File and Object Storage

 View Only

Leveraging IBM Storage Ceph for Scalable, Secure, and Efficient Splunk SmartStore

By Daniel Alexander Parkes posted Tue October 01, 2024 04:36 PM

  

IBM Storage Ceph for Splunk SmartStore

by Kyle Bader & Daniel Parkes

 

Introduction to Splunk and IBM Storage Ceph Object Storage

Splunk is a powerful platform designed to collect, analyze, and visualize machine-generated data. It is an indispensable tool for operational intelligence, security monitoring, and data analytics. It allows organizations to search, monitor, and analyze large volumes of log data in real-time, giving businesses critical insights.

On the storage side, IBM Storage Ceph Object Storage is an open-source, scalable solution for unstructured data. It is designed for enterprise workloads and offers flexibility, high durability, and scalability, which makes it an ideal choice for modern data architectures. IBM Ceph integrates with various applications, including Splunk SmartStore, optimizing data storage, cost efficiency, and retrieval processes.

What is Splunk SmartStore?

Splunk SmartStore is a feature that decouples Splunk's compute and storage layers, allowing external object stores, such as IBM Storage Ceph, to store warm and cold data. Hot data remains cached on local storage for faster access, while IBM Storage Ceph manages the bulk of data effectively and at a lower cost.

IBM Storage Ceph and Splunk SmartStore Integration

IBM Storage Ceph integrates with Splunk SmartStore to optimize data storage for large-scale deployments. Ceph’s architecture, designed for massive scalability, allows it to handle the increasing data demands generated by Splunk’s indexing processes. When combined, Splunk and Ceph provide cost-efficient scalability, and Splunk SmartStore's design enables computing and storage resources to scale independently. High Availability and Resiliency, IBM Storage Ceph's built-in replication and erasure coding features ensure that data remains available and resilient in the face of hardware failures. Dynamic Cache Management, SmartStore intelligently manages cached data on local storage for high-performance searches, even when most data is stored on Ceph.

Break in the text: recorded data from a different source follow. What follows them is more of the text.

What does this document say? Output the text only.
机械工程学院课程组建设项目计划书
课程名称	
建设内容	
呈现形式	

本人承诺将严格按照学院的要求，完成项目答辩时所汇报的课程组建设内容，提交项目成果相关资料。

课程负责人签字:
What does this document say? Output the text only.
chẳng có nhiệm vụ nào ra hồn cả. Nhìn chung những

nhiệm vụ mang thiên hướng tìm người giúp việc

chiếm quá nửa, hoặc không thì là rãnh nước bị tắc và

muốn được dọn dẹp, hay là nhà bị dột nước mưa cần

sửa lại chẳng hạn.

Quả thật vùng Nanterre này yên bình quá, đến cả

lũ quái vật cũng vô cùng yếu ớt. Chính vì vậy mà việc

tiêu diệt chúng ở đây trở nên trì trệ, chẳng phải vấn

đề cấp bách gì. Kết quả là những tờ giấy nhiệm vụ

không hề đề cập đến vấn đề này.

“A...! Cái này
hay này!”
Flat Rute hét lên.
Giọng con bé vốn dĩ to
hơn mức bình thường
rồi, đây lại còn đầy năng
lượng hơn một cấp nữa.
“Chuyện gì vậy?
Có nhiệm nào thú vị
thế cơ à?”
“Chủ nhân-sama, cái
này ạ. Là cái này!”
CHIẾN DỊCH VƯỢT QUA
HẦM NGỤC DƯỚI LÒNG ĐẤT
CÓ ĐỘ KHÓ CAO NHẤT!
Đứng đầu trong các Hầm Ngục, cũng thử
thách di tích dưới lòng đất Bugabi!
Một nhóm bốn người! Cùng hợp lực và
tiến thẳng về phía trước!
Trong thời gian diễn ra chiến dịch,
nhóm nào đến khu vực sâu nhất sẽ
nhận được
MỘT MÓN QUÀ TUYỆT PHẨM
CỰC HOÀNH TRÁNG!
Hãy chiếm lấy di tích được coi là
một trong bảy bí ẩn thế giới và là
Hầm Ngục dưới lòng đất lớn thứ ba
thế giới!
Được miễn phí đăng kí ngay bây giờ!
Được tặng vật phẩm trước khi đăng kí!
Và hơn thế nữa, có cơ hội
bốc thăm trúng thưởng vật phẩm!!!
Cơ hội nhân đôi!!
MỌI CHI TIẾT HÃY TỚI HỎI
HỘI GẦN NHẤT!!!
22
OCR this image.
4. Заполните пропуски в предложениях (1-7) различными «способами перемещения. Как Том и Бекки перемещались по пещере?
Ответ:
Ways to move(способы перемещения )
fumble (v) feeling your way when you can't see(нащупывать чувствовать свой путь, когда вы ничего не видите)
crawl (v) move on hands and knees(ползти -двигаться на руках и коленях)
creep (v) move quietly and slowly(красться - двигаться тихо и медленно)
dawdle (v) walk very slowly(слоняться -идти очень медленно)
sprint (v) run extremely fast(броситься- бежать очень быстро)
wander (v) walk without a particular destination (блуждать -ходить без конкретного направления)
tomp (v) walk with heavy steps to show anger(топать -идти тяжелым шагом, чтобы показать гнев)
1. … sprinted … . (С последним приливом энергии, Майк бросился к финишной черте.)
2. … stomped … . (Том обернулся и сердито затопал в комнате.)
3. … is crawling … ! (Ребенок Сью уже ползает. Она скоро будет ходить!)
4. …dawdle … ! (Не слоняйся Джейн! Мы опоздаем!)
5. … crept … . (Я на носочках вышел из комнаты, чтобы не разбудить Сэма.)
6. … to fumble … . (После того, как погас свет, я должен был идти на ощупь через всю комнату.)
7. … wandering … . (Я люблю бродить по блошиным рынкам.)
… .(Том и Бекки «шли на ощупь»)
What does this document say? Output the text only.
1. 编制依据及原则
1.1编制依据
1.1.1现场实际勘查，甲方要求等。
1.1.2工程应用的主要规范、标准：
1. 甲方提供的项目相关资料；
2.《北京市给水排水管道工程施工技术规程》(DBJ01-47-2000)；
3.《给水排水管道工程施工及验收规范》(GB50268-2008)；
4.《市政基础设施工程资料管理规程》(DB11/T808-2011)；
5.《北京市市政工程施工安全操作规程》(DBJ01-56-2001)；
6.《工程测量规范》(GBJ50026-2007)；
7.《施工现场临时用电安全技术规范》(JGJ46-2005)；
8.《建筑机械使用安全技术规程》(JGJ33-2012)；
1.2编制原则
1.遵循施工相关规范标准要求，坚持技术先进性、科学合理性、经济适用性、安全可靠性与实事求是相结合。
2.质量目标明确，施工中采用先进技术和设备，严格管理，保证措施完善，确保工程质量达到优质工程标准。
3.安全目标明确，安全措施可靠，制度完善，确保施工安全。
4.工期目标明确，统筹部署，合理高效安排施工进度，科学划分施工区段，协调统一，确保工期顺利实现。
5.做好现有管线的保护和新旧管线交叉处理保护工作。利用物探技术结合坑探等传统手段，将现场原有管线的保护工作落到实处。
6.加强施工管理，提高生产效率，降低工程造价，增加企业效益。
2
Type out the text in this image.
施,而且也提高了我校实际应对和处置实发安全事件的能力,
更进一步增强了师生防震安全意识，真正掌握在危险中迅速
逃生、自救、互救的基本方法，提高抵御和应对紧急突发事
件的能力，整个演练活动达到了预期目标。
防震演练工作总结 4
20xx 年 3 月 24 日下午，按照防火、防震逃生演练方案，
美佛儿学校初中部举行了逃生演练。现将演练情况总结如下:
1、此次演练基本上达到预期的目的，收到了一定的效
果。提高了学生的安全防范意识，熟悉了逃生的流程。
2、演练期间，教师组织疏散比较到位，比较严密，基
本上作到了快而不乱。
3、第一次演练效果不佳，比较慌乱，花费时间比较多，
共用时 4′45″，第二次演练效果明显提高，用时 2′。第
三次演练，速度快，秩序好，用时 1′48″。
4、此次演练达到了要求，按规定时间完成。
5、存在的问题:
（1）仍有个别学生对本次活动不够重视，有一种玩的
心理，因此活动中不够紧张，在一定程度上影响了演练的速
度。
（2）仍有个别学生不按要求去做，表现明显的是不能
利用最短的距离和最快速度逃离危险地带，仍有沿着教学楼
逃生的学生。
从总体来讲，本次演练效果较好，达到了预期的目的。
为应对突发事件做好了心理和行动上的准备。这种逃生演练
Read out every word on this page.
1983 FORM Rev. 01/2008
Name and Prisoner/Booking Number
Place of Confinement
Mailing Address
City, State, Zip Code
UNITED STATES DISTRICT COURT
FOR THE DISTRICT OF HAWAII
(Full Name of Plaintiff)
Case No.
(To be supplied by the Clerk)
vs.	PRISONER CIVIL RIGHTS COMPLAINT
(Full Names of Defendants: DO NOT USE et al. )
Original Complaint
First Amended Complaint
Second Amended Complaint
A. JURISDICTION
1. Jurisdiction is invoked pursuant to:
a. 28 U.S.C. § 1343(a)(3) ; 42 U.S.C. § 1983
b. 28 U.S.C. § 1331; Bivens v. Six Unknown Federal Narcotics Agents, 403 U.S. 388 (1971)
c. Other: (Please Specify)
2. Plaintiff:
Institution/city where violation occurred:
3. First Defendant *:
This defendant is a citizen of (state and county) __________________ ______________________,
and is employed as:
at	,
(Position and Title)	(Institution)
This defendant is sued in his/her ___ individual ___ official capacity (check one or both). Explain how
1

IBM Storage Ceph has been validated with Splunk Smartstore and has been added in IBM Storage Ceph 7.1 the Compatibility Matrix

SmartStore Advantages for Splunk Deployments

SmartStore offers several advantages to the deployment's indexing tier: 

  • Reduced storage cost. Your deployment can take advantage of the economy of remote object stores instead of relying on costly local storage. 

  • Access to high availability and data resiliency features available through remote object stores. 

  • The ability to scale compute and storage resources separately, thus ensuring that you use resources efficiently. 

  • Simple and flexible configuration with per-index settings. 

  • A bootstrapping capability that allows a new cluster or standalone indexer to inherit data from an old cluster or standalone indexer. 

SmartStore offers additional advantages specific to deployments of indexer clusters: 

  • Fast recovery from peer failure and fast data rebalancing, requiring only metadata fixups for warm data. 

  • Lower overall storage requirements, as the system maintains only a permanent copy of each warm bucket. 

  • Warm buckets recover fully even when the number of peer nodes goes down, provided the replication factor is greater than or equal to it. 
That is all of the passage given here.